The instructions generated make a big difference. Modern processor specification...

The instructions generated make a big difference. Modern processor specifications commonly quote how many instructions of a type can be "retired" in a cycle. They can retire lots of conditional branches at once, or branches and other ops, when the branches are not taken.

So it matters whether the code generator produces dead branches that can be retired cheaply. Probably, optimizers take this into account for built-in operations, but they know less about the happy path in libraries.

This is a motivation for the "likely" annotations compilers support. The likely path can then be made the one where the branch is not taken. Code on the unhappy path can be stuck off in some other cache line, or even another MMU page, never fetched in normal operation.

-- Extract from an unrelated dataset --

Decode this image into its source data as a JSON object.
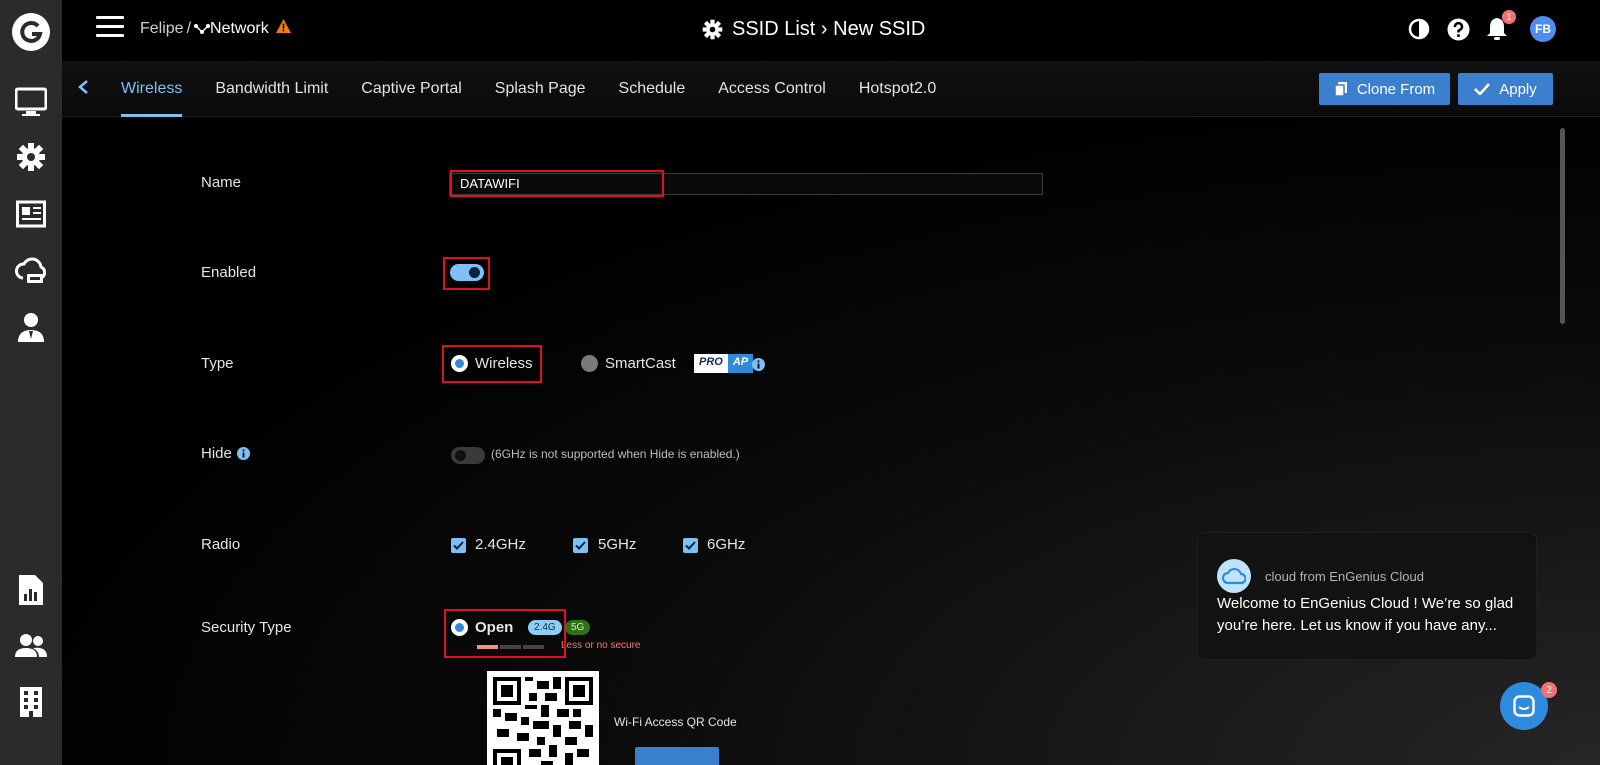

The cost seen here is likely from something else, though. Keeping array size in a register costs register pressure, or comparing to a stack word uses up cache bandwidth. Doing the comparison burns an ALU unit, and propagating the result to a branch instruction via the status register constrains instruction order.

Even those might not be at fault, because they might not add any extra cycles. Modern processors spend most of their time waiting for words from memory: just a few cycles for L1 cache, many more for L2 or L3, an eternity for actual RAM. They can get a fair bit done when everything fits in registers and L1 cache, and loops fit in the micro-op cache. Blow any of those, and performance goes to hell. So depending how close your code is to such an edge, extra operations might have zero effect, or might tank you.

Results of measurements don't generalize. Change something that looks like it ought to make no difference, and your performance goes up or down by 25%. In that sense, the 10% seen here is noise just because it is hard to know what might earn or cost you 10%.